"War has erupted between clean-air activists and state leaders, with the battleground being the data driving decisions about Utah's air quality" http://www.sltrib.com/sltrib/politics/55897566-90/utah-pollution-data-county.html.csp?page=1. Do not be mistaken, the numbers do matter. To solve any problem, we first need to identify the major causes. The data helps us do this. However, this war of numbers does confuse the issue, and probably on purpose. The Governor would love us to spend all of our energies engaging him over whether or not his data is accurate or fair or meaningful, but this isn’t the real war.

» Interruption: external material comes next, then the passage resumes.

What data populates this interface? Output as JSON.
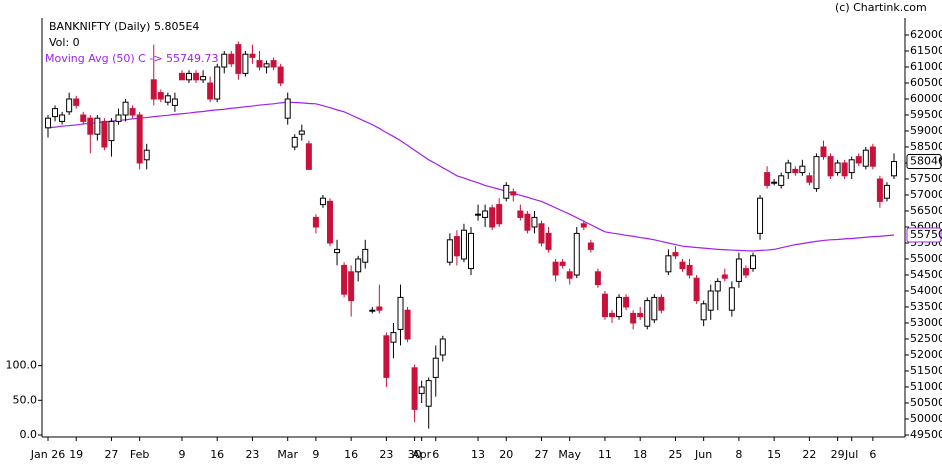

First, we can slice the pie into however many pieces we want, but in the end, the pie is gone. Even if an 11% contribution from industry were credible, we first demand to see the current mess cleaned up, then we can discuss expansion of industry.
But instead of that reasonable approach, Governor Herbert would like us to keep fighting over data from now until spring because as an added benefit, framing the “war” this way, makes environmental groups look anti-business. When in doubt the public will prefer the lower, less-concerning numbers of the state and conclude that the real motive of environmental groups must be to shut down industry. Personally, I don’t have a problem with industry. I have a problem with industry poisoning our airshed, and I think whatever the true pollution figures, industry in our bowl-shaped valley should pride itself on taking leadership in best environmental practice. Why accept mediocrity?

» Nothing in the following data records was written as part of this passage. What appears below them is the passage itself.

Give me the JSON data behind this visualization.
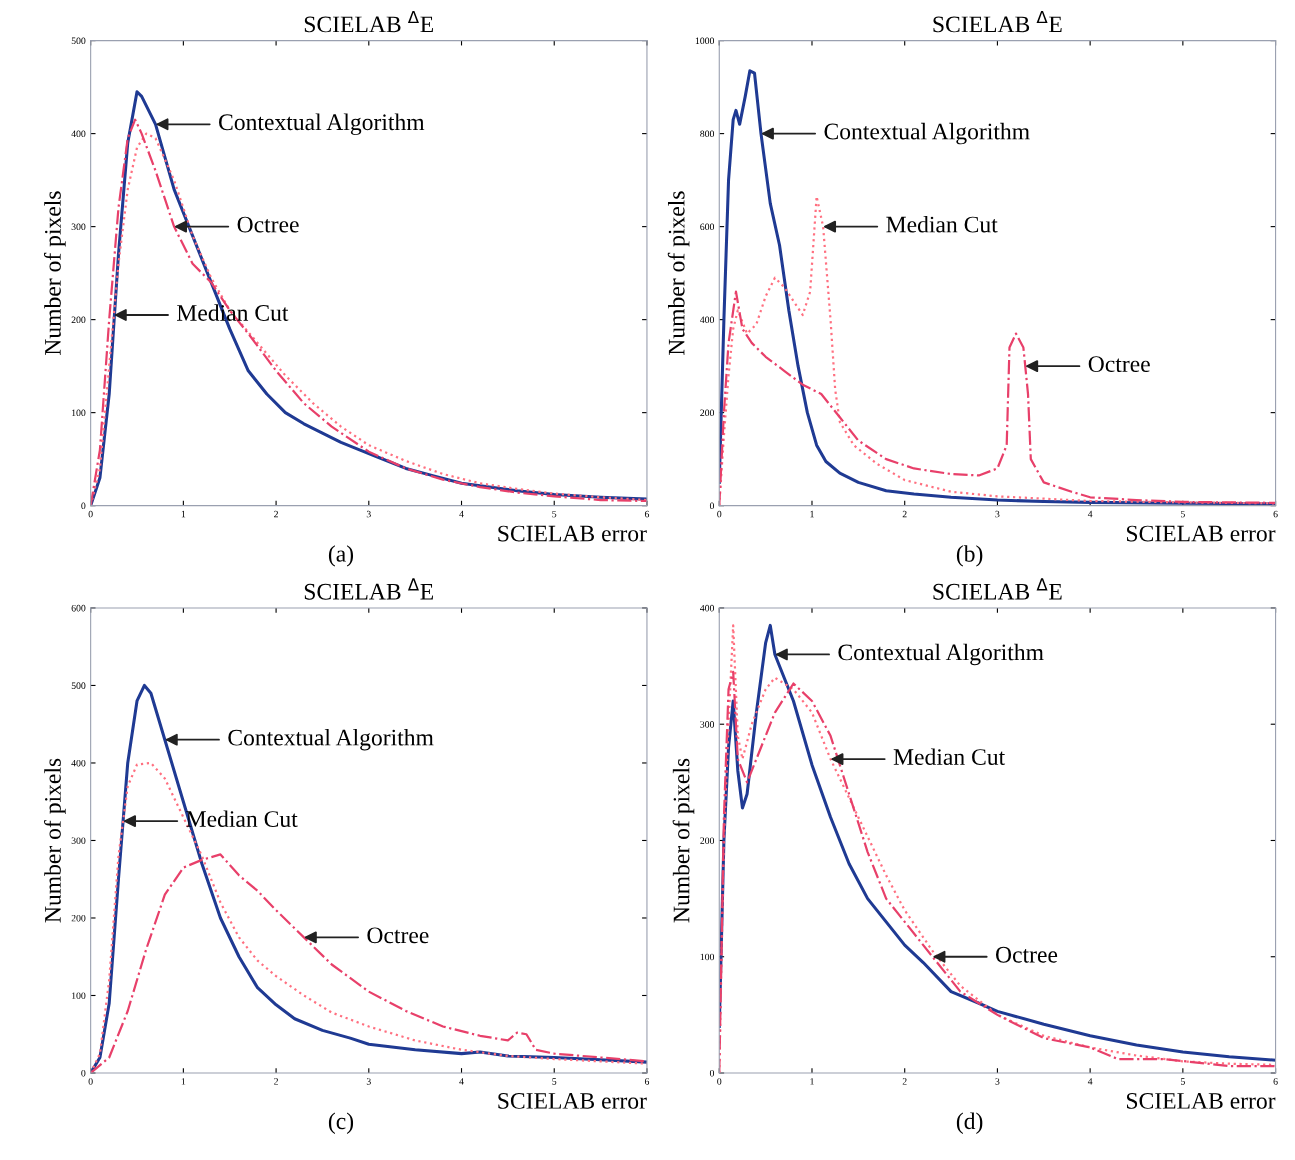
{
  "chart_data": [
    {
      "type": "line",
      "title": "SCIELAB $^{Δ}$E",
      "xlabel": "SCIELAB error",
      "ylabel": "Number of pixels",
      "xlim": [
        0,
        6
      ],
      "xticks": [
        0,
        1,
        2,
        3,
        4,
        5,
        6
      ],
      "ylim": [
        0,
        500
      ],
      "yticks": [
        0,
        100,
        200,
        300,
        400,
        500
      ],
      "grid": false,
      "series": [
        {
          "color": "#1f3a93",
          "line_style": "solid",
          "x": [
            0,
            0.1,
            0.2,
            0.3,
            0.4,
            0.5,
            0.55,
            0.7,
            0.9,
            1.1,
            1.3,
            1.5,
            1.7,
            1.9,
            2.1,
            2.3,
            2.5,
            2.7,
            2.9,
            3.1,
            3.4,
            3.7,
            4.0,
            4.3,
            4.6,
            5.0,
            5.5,
            6
          ],
          "values": [
            0,
            30,
            120,
            270,
            390,
            445,
            440,
            410,
            340,
            290,
            240,
            190,
            145,
            120,
            100,
            88,
            78,
            68,
            60,
            52,
            40,
            32,
            24,
            20,
            16,
            12,
            9,
            7
          ]
        },
        {
          "color": "#ff7080",
          "line_style": "dotted",
          "x": [
            0,
            0.1,
            0.2,
            0.3,
            0.4,
            0.5,
            0.6,
            0.7,
            0.9,
            1.1,
            1.3,
            1.5,
            1.8,
            2.1,
            2.4,
            2.7,
            3.0,
            3.4,
            3.8,
            4.2,
            4.6,
            5.0,
            5.5,
            6
          ],
          "values": [
            0,
            40,
            150,
            260,
            340,
            385,
            400,
            395,
            350,
            290,
            245,
            210,
            175,
            140,
            110,
            85,
            65,
            48,
            34,
            24,
            18,
            13,
            9,
            6
          ]
        },
        {
          "color": "#e8406a",
          "line_style": "dashdot",
          "x": [
            0,
            0.1,
            0.2,
            0.3,
            0.4,
            0.48,
            0.55,
            0.7,
            0.9,
            1.1,
            1.3,
            1.5,
            1.7,
            2.0,
            2.3,
            2.6,
            3.0,
            3.4,
            3.8,
            4.2,
            4.6,
            5.0,
            5.5,
            6
          ],
          "values": [
            0,
            60,
            200,
            320,
            395,
            415,
            400,
            360,
            300,
            260,
            240,
            210,
            185,
            145,
            110,
            85,
            58,
            40,
            28,
            20,
            14,
            10,
            6,
            5
          ]
        }
      ],
      "annotations": [
        {
          "text": "Contextual Algorithm",
          "x": 0.7,
          "y": 410
        },
        {
          "text": "Octree",
          "x": 0.9,
          "y": 300
        },
        {
          "text": "Median Cut",
          "x": 0.25,
          "y": 205
        },
        "(a)"
      ]
    },
    {
      "type": "line",
      "title": "SCIELAB $^{Δ}$E",
      "xlabel": "SCIELAB error",
      "ylabel": "Number of pixels",
      "xlim": [
        0,
        6
      ],
      "xticks": [
        0,
        1,
        2,
        3,
        4,
        5,
        6
      ],
      "ylim": [
        0,
        1000
      ],
      "yticks": [
        0,
        200,
        400,
        600,
        800,
        1000
      ],
      "grid": false,
      "series": [
        {
          "color": "#1f3a93",
          "line_style": "solid",
          "x": [
            0,
            0.05,
            0.1,
            0.15,
            0.18,
            0.22,
            0.28,
            0.33,
            0.38,
            0.45,
            0.55,
            0.65,
            0.75,
            0.85,
            0.95,
            1.05,
            1.15,
            1.3,
            1.5,
            1.8,
            2.1,
            2.5,
            3.0,
            3.5,
            4,
            5,
            6
          ],
          "values": [
            50,
            400,
            700,
            830,
            850,
            820,
            880,
            935,
            930,
            800,
            650,
            560,
            420,
            300,
            200,
            130,
            95,
            70,
            50,
            32,
            25,
            18,
            12,
            9,
            7,
            5,
            4
          ]
        },
        {
          "color": "#ff7080",
          "line_style": "dotted",
          "x": [
            0,
            0.05,
            0.1,
            0.15,
            0.2,
            0.3,
            0.4,
            0.5,
            0.6,
            0.7,
            0.8,
            0.9,
            0.98,
            1.05,
            1.12,
            1.2,
            1.25,
            1.3,
            1.45,
            1.7,
            2.0,
            2.5,
            3.0,
            3.5,
            4,
            5,
            6
          ],
          "values": [
            0,
            150,
            280,
            380,
            420,
            370,
            390,
            450,
            490,
            470,
            440,
            410,
            460,
            665,
            600,
            400,
            250,
            180,
            130,
            90,
            55,
            30,
            20,
            15,
            10,
            7,
            5
          ]
        },
        {
          "color": "#e8406a",
          "line_style": "dashdot",
          "x": [
            0,
            0.05,
            0.1,
            0.18,
            0.25,
            0.35,
            0.5,
            0.7,
            0.9,
            1.1,
            1.3,
            1.5,
            1.8,
            2.1,
            2.5,
            2.8,
            3.0,
            3.1,
            3.13,
            3.2,
            3.28,
            3.33,
            3.36,
            3.5,
            3.8,
            4.0,
            4.5,
            5,
            6
          ],
          "values": [
            0,
            200,
            350,
            460,
            380,
            350,
            320,
            290,
            260,
            240,
            190,
            140,
            100,
            80,
            68,
            65,
            80,
            130,
            340,
            370,
            340,
            240,
            100,
            50,
            30,
            18,
            12,
            8,
            6
          ]
        }
      ],
      "annotations": [
        {
          "text": "Contextual Algorithm",
          "x": 0.45,
          "y": 800
        },
        {
          "text": "Median Cut",
          "x": 1.12,
          "y": 600
        },
        {
          "text": "Octree",
          "x": 3.3,
          "y": 300
        },
        "(b)"
      ]
    },
    {
      "type": "line",
      "title": "SCIELAB $^{Δ}$E",
      "xlabel": "SCIELAB error",
      "ylabel": "Number of pixels",
      "xlim": [
        0,
        6
      ],
      "xticks": [
        0,
        1,
        2,
        3,
        4,
        5,
        6
      ],
      "ylim": [
        0,
        600
      ],
      "yticks": [
        0,
        100,
        200,
        300,
        400,
        500,
        600
      ],
      "grid": false,
      "series": [
        {
          "color": "#1f3a93",
          "line_style": "solid",
          "x": [
            0,
            0.1,
            0.2,
            0.3,
            0.4,
            0.5,
            0.58,
            0.65,
            0.8,
            1.0,
            1.2,
            1.4,
            1.6,
            1.8,
            2.0,
            2.2,
            2.5,
            2.8,
            3.0,
            3.5,
            4.0,
            4.2,
            4.5,
            5.0,
            5.5,
            6
          ],
          "values": [
            0,
            20,
            90,
            250,
            400,
            480,
            500,
            490,
            430,
            350,
            270,
            200,
            150,
            110,
            88,
            70,
            55,
            45,
            37,
            30,
            25,
            27,
            22,
            20,
            17,
            14
          ]
        },
        {
          "color": "#ff7080",
          "line_style": "dotted",
          "x": [
            0,
            0.1,
            0.2,
            0.3,
            0.4,
            0.5,
            0.65,
            0.8,
            1.0,
            1.2,
            1.4,
            1.6,
            1.8,
            2.0,
            2.3,
            2.6,
            3.0,
            3.5,
            4.0,
            4.5,
            5.0,
            5.5,
            6
          ],
          "values": [
            0,
            25,
            120,
            280,
            370,
            398,
            400,
            380,
            330,
            280,
            220,
            175,
            145,
            125,
            100,
            78,
            60,
            42,
            30,
            22,
            18,
            15,
            12
          ]
        },
        {
          "color": "#e8406a",
          "line_style": "dashdot",
          "x": [
            0,
            0.2,
            0.4,
            0.6,
            0.8,
            1.0,
            1.2,
            1.4,
            1.6,
            1.8,
            2.0,
            2.3,
            2.6,
            3.0,
            3.4,
            3.8,
            4.2,
            4.5,
            4.6,
            4.7,
            4.8,
            5.0,
            5.5,
            6
          ],
          "values": [
            0,
            20,
            80,
            160,
            230,
            265,
            275,
            282,
            255,
            235,
            210,
            175,
            140,
            105,
            80,
            60,
            48,
            42,
            52,
            50,
            30,
            25,
            20,
            15
          ]
        }
      ],
      "annotations": [
        {
          "text": "Contextual Algorithm",
          "x": 0.8,
          "y": 430
        },
        {
          "text": "Median Cut",
          "x": 0.35,
          "y": 325
        },
        {
          "text": "Octree",
          "x": 2.3,
          "y": 175
        },
        "(c)"
      ]
    },
    {
      "type": "line",
      "title": "SCIELAB $^{Δ}$E",
      "xlabel": "SCIELAB error",
      "ylabel": "Number of pixels",
      "xlim": [
        0,
        6
      ],
      "xticks": [
        0,
        1,
        2,
        3,
        4,
        5,
        6
      ],
      "ylim": [
        0,
        400
      ],
      "yticks": [
        0,
        100,
        200,
        300,
        400
      ],
      "grid": false,
      "series": [
        {
          "color": "#1f3a93",
          "line_style": "solid",
          "x": [
            0,
            0.05,
            0.1,
            0.15,
            0.2,
            0.25,
            0.3,
            0.4,
            0.5,
            0.55,
            0.6,
            0.8,
            1.0,
            1.2,
            1.4,
            1.6,
            1.8,
            2.0,
            2.2,
            2.5,
            2.8,
            3.0,
            3.5,
            4.0,
            4.5,
            5.0,
            5.5,
            6
          ],
          "values": [
            40,
            200,
            280,
            320,
            260,
            228,
            240,
            310,
            370,
            385,
            360,
            320,
            265,
            220,
            180,
            150,
            130,
            110,
            95,
            70,
            60,
            53,
            42,
            32,
            24,
            18,
            14,
            11
          ]
        },
        {
          "color": "#ff7080",
          "line_style": "dotted",
          "x": [
            0,
            0.05,
            0.1,
            0.15,
            0.2,
            0.25,
            0.35,
            0.5,
            0.6,
            0.8,
            1.0,
            1.2,
            1.5,
            1.8,
            2.0,
            2.3,
            2.6,
            3.0,
            3.5,
            4.0,
            4.5,
            5.0,
            5.5,
            6
          ],
          "values": [
            0,
            200,
            300,
            385,
            290,
            270,
            300,
            330,
            340,
            330,
            310,
            270,
            220,
            170,
            140,
            105,
            75,
            50,
            32,
            22,
            15,
            10,
            8,
            7
          ]
        },
        {
          "color": "#e8406a",
          "line_style": "dashdot",
          "x": [
            0,
            0.05,
            0.1,
            0.15,
            0.2,
            0.3,
            0.4,
            0.6,
            0.8,
            1.0,
            1.2,
            1.4,
            1.6,
            1.8,
            2.0,
            2.3,
            2.6,
            3.0,
            3.5,
            4.0,
            4.3,
            4.8,
            5.5,
            6
          ],
          "values": [
            0,
            220,
            330,
            345,
            270,
            250,
            270,
            310,
            335,
            320,
            290,
            240,
            190,
            150,
            130,
            100,
            70,
            50,
            30,
            22,
            12,
            12,
            6,
            6
          ]
        }
      ],
      "annotations": [
        {
          "text": "Contextual Algorithm",
          "x": 0.6,
          "y": 360
        },
        {
          "text": "Median Cut",
          "x": 1.2,
          "y": 270
        },
        {
          "text": "Octree",
          "x": 2.3,
          "y": 100
        },
        "(d)"
      ]
    }
  ]
}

And that takes us to the final point. Why should industry, or anyone else, clean up their act, even if it costs more? Because conservation is a virtue in and of itself, and wastefulness is shameful no matter how richly blessed we are. Here lies the penultimate battle.

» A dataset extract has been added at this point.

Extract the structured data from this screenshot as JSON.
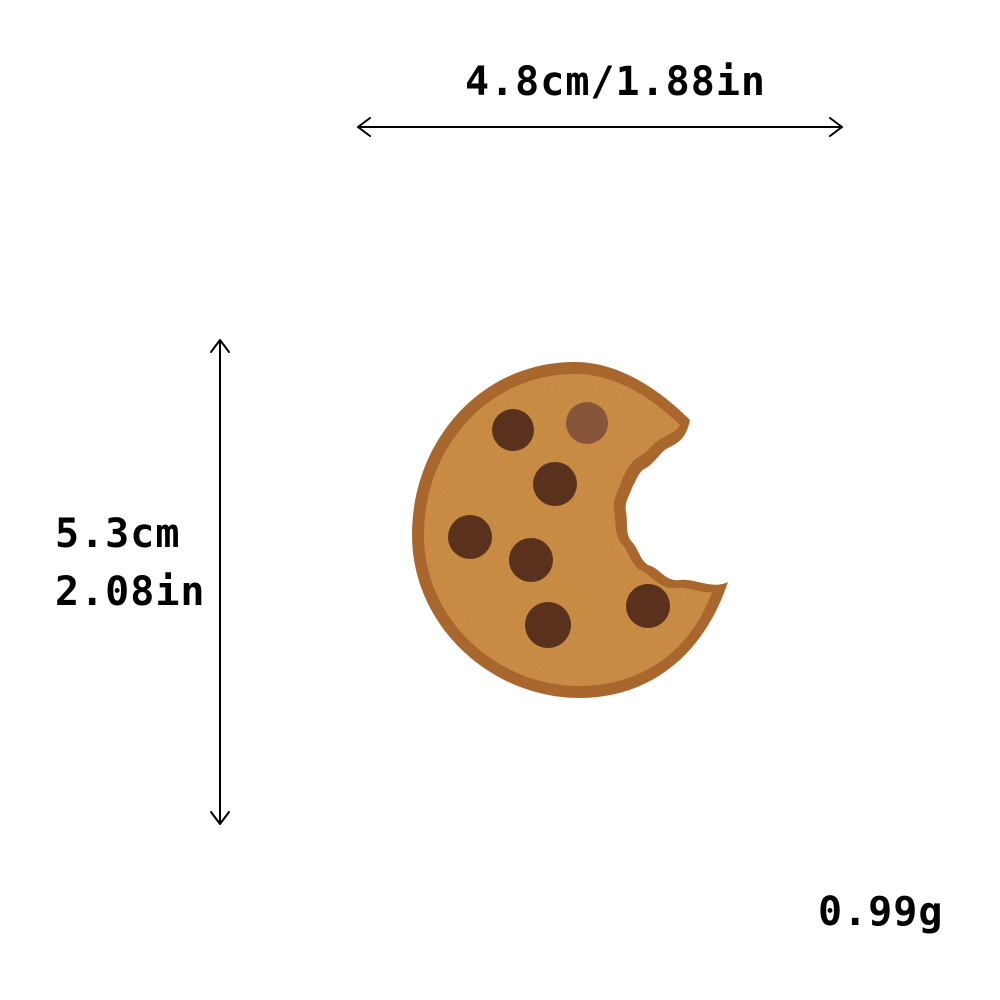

Recently, I was driving my husband’s Nissan Leaf up I-15 in medium traffic. I was driving 68 mph and being tailgated by an enormous 4X4 diesel Ford pick-up truck. The truck passed on my left, cut in front of me, put on the breaks, then floored the accelerator. In one loud roar, that truck spewed a black cloud of exhaust big enough to lose my Leaf in.
Clearly this “gentleman” (I have other words I would prefer to use, but probably they wouldn’t make it past any browser filters), was trying to make some kind of point about how stupid I was for driving an electric vehicle. This man wants it to remain socially acceptable to pollute, just for the sake of polluting, and my electric vehicle represents a challenge to that way of thinking.
The real war isn’t in determining how much of a percent that diesel 4X4 contributes to the problem. We fight the real war in convincing that truck’s driver that senseless polluting and waste will no longer be tolerated in our society. As long as people carelessly and willfully pollute, simply because they can, industry will exploit that apathy for profit and to our detriment. We may battle the Governor and his policies, but the driver of that truck elected the Governor.